Unfortunately, some cases may result negative to the analysis of PCG-causative known mutations, so that undiscovered mutations in other unidentified genes may be possible (e.g., unknown genes mapped on GLC3B and GLC3C loci). Social and psychological implications of the lack of a responsible gene involve the impossibility to perform genetic tests for the prediction of the disease risk in families with a positive-PCG history. This aspect may appear as a “sword of Damocles” and may affect deeply the couple perspective in matter of family construction.

6. Conclusion

The visual loss is due to interruption/aberration/malformation of the normal functioning of the ocular structures. Early-onset ocular diseases usually have Mendelian inheritance, while common adult-onset disorders are inherited as complex traits. To date, several genetic and molecular studies have provided insights into the biological processes underlying many ophthalmic disorders. In this context, GWAS identified different genetic variants contributing to a number of common ocular complex disorders.

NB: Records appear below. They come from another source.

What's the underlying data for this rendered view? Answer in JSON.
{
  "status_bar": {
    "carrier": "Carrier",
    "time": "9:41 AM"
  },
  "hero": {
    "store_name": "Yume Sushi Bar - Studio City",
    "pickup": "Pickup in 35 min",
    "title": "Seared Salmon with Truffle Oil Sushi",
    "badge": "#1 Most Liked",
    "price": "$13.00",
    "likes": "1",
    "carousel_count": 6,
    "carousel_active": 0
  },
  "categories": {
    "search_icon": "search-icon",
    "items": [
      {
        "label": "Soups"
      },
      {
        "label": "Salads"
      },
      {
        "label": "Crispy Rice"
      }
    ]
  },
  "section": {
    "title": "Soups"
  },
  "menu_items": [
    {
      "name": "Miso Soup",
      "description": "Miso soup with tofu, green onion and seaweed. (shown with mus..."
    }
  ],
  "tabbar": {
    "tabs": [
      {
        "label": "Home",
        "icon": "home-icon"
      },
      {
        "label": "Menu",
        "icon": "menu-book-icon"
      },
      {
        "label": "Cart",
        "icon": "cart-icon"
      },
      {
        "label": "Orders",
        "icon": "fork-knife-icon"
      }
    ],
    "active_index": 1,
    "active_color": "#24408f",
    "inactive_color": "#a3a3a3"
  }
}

Glaucoma is a heterogeneous group of disorders causing irreversible blindness worldwide. As previously described, most forms of Glaucoma present a significant genetic component, characterized by the different causative or susceptibility genes identified through traditional (genetic linkage) or novel (GWAS) approaches. Among the different forms of Glaucoma, we focused our attention on the PCG, that is, the single most common childhood Glaucoma.

PCG is a rare disease affecting the structures of the anterior chamber of the eye anterior segment. Although rare, it is still the most common Glaucoma in infancy and causes a disproportionately high percentage of childhood blindness worldwide. It displays a strong heterogeneity in terms of disease phenotype and genotype. Genetically speaking, PCG presents a familiarity trend, with higher frequency in populations where consanguineous relationships are common (Saudi Arabia and Slovakia Gypsy populations). To date, several mutations in CYP1B1, LTBP2, and MYOC have been associated with the development of the disease, although the expressivity phenotype and the penetrance are variable. Given these data, pre- and posttest genetic counseling has an essential role for an adequate management of PCG, in terms of medical, social, and psychological impact of the disease.

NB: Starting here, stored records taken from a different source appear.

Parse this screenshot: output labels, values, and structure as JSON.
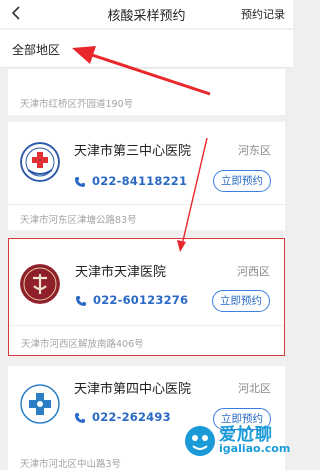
{
  "header": {
    "title": "核酸采样预约",
    "history_label": "预约记录"
  },
  "filter": {
    "label": "全部地区"
  },
  "previous_card": {
    "address": "天津市红桥区芥园道190号"
  },
  "hospitals": [
    {
      "name": "天津市第三中心医院",
      "district": "河东区",
      "phone": "022-84118221",
      "book_label": "立即预约",
      "address": "天津市河东区津塘公路83号"
    },
    {
      "name": "天津市天津医院",
      "district": "河西区",
      "phone": "022-60123276",
      "book_label": "立即预约",
      "address": "天津市河西区解放南路406号"
    },
    {
      "name": "天津市第四中心医院",
      "district": "河北区",
      "phone": "022-262493",
      "book_label": "立即预约",
      "address": "天津市河北区中山路3号"
    }
  ],
  "watermark": {
    "text": "爱尬聊",
    "url": "igaliao.com"
  },
  "colors": {
    "accent_blue": "#2a69c6",
    "highlight_red": "#d9373a",
    "watermark_blue": "#1a9bd8"
  }
}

It is important to remark that the eye has been at the forefront of translational gene therapy largely because of the availability of appropriate disease targets and its suitable anatomic features. These advantages have further fostered the research that culminated in the establishment of various clinical trials for the gene therapy of ocular diseases. In this perspective the identification of modifier genes should be encouraged as well as the analysis of the interaction between genes and environmental factors. The challenge for the future is to classify patients in relation to their genetic background, in order to provide personal treatment and management.

Conflict of Interests

The authors declare that there is no conflict of interests regarding the publication of this paper.